Am Mittwoch war Johnson mit einem Antrag auf Neuwahlen am 15. Oktober im Parlament gescheitert. Zuvor hatten die Abgeordneten einen Gesetzesentwurf verabschiedet, der eine Verschiebung des für Ende Oktober geplanten EU-Austritts bis Ende Jänner vorsieht, sollte es bis zum 19. Oktober keine Einigung mit der EU auf ein Abkommen geben. Damit soll ein harter Brexit ohne Abkommen vermieden werden, den Johnson notfalls in Kauf nehmen will.

Das Gesetz soll nun rasch durchs Parlament gebracht werden, danach könnte Premier Johnson noch einmal Neuwahlen beantragen. Obwohl der Gesetzentwurf aus Sicht Johnsons einer „Kapitulation“ gegenüber Brüssel gleichkommt, gab er seinen Widerstand dagegen auf. Die Regierung lasse sich darauf ein, dass der Gesetzentwurf am Donnerstag und Freitag alle Etappen im Oberhaus durchlaufe, teilte die oppositionelle Labour Party auf Twitter mit. Sie hatte befürchtet, dass die Anhänger Johnsons im House of Lords (Oberhaus) die Debatte über das Gesetz verschleppen könnten.

Es besteht immenser Zeitdruck: Bereits in der kommenden Woche beginnt eine von Johnson angeordnete Zwangspause für das Parlament bis Mitte Oktober. Am 31. Oktober ist der geplante Brexit-Termin. Die Lords sollen die Debatte über das Gesetz am Freitag abschließen. Johnson hofft, dass das Parlament anschließend vorgezogenen Neuwahlen zustimmt, da die Labour Party ihre Zustimmung zu Neuwahlen an die Verabschiedung des Gesetzes geknüpft hat. Johnson wagt am Montag einen neuen Anlauf, um eine Neuwahl durchzusetzen.

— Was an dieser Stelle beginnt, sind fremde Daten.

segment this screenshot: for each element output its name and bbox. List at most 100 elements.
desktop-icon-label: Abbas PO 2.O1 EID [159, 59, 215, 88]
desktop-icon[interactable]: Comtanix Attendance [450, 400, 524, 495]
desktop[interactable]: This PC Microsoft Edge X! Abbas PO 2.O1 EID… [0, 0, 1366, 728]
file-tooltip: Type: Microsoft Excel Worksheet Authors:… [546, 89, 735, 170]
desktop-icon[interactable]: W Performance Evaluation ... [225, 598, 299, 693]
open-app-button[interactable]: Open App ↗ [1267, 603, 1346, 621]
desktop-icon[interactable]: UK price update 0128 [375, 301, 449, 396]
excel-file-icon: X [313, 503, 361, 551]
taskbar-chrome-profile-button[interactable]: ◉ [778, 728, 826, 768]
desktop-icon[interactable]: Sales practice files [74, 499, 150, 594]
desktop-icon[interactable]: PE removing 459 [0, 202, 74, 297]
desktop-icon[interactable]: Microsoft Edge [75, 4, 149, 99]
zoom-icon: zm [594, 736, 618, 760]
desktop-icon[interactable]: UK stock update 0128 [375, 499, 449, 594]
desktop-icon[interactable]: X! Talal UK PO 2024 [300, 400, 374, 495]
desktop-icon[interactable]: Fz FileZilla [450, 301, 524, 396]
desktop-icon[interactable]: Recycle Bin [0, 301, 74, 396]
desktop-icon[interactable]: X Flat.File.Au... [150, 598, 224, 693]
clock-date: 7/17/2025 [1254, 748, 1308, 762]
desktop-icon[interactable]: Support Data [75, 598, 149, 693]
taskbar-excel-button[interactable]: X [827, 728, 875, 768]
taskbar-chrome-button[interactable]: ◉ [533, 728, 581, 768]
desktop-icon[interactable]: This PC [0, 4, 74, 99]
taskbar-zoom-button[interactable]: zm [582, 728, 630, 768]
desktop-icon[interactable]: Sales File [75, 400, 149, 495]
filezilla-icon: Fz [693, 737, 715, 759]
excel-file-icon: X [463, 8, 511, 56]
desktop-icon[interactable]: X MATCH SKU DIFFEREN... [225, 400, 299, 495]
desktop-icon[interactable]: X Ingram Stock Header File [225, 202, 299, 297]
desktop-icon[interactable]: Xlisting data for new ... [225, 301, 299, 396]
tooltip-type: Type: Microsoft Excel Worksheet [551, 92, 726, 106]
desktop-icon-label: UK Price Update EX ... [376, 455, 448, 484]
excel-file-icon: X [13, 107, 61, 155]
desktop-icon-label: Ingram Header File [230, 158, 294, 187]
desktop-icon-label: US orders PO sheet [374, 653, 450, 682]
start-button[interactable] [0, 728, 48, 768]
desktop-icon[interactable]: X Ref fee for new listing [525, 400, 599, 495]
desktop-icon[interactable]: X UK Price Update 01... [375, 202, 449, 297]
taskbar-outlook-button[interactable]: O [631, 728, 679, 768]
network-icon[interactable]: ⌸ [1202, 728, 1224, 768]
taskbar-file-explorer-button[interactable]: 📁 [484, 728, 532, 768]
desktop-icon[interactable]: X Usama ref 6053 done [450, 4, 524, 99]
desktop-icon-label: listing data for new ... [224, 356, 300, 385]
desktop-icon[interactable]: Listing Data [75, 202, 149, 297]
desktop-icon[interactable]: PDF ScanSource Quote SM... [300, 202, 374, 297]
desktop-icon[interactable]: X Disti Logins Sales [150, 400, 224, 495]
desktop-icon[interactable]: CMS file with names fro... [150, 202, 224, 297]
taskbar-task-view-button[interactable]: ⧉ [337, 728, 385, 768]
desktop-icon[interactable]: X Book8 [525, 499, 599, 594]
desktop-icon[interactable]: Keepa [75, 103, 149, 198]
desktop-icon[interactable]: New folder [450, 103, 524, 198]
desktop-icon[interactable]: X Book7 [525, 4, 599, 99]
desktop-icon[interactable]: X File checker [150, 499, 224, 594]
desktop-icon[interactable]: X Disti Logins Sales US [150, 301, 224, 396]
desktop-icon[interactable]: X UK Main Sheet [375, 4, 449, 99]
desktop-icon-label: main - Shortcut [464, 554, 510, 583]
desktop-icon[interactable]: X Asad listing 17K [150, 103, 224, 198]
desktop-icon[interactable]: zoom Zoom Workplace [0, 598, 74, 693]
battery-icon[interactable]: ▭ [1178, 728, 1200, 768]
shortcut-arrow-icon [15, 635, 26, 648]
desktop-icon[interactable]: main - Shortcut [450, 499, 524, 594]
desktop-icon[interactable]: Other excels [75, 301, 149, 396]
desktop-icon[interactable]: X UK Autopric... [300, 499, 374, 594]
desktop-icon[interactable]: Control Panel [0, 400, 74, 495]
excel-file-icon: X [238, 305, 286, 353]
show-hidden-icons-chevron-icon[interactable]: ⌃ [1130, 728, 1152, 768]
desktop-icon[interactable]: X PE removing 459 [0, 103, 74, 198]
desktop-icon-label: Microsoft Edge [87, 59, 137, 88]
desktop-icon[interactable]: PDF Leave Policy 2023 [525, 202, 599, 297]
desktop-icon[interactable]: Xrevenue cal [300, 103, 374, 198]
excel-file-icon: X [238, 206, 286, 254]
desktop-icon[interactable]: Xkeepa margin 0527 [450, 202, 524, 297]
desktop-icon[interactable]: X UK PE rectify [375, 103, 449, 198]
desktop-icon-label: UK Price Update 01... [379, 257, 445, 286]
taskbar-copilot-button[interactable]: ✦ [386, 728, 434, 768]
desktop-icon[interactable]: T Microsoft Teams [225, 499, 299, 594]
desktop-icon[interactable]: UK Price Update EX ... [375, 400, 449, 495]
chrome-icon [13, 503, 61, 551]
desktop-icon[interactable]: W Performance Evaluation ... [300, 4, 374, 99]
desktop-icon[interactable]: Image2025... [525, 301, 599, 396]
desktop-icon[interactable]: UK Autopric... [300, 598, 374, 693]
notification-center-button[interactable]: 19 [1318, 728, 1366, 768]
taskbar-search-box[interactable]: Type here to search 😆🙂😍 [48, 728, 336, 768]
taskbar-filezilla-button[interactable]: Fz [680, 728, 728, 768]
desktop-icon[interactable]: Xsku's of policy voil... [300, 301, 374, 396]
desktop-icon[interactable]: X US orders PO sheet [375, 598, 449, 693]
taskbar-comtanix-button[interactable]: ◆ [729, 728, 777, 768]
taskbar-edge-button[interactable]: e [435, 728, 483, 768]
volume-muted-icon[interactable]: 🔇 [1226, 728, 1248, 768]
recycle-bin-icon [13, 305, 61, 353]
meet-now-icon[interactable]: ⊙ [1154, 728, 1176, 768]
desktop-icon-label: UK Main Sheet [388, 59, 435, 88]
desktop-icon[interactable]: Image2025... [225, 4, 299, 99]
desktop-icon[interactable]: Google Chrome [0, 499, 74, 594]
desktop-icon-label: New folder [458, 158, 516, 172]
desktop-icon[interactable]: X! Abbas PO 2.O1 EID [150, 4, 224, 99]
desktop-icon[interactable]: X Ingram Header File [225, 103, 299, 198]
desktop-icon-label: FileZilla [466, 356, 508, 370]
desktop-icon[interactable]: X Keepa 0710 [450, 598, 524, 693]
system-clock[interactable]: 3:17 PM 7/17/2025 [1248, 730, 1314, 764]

In Umfragen hat Johnson durch seinen Konfrontationskurs zuletzt massiv an Zustimmung gewonnen. Durch vorgezogene Neuwahlen könnte er sich womöglich eine neue Regierungsmehrheit im Parlament sichern.

Labour ist zwar zu Neuwahlen bereit, rätselt aber über den besten Zeitpunkt: Vor oder nach der Brexit-Frist? „Das Problem ist, dass wir keinerlei Vertrauen haben, dass Boris Johnson sich an eine Zusage oder eine Abmachung hält, die wir schließen könnten“, sagte das Labour-Schwergewicht John McDonnell dem Rundfunksender BBC.

Johnson fordert Änderungen am EU-Austrittsvertrag. Die EU-Seite steht auf dem Standpunkt, dass sie gesprächsbereit ist, falls Johnson konkrete neue Vorschläge machen sollte. Dabei geht es um Alternativen zu der Garantieklausel für eine offene Grenze in Irland, zum sogenannten Backstop. Noch wartet die EU-Kommission aber auf die Vorschläge aus London, sagten EU-Vertreter. London habe aber erklärt, in Zukunft nur noch ein sehr begrenztes Freihandelsabkommen mit der Europäischen Union anzustreben. Wie die EU im Falle eines ungeregelten Brexits Kontrollen an der irischen Grenze vermeiden will, ist nach wie vor unklar. Die im Austrittsabkommen vorgesehene Backstop-Lösung sei dafür die „einzige Option, die gefunden wurde“, erklärte die Kommission. Bei einem Austritt ohne Vertrag wäre diese aber hinfällig.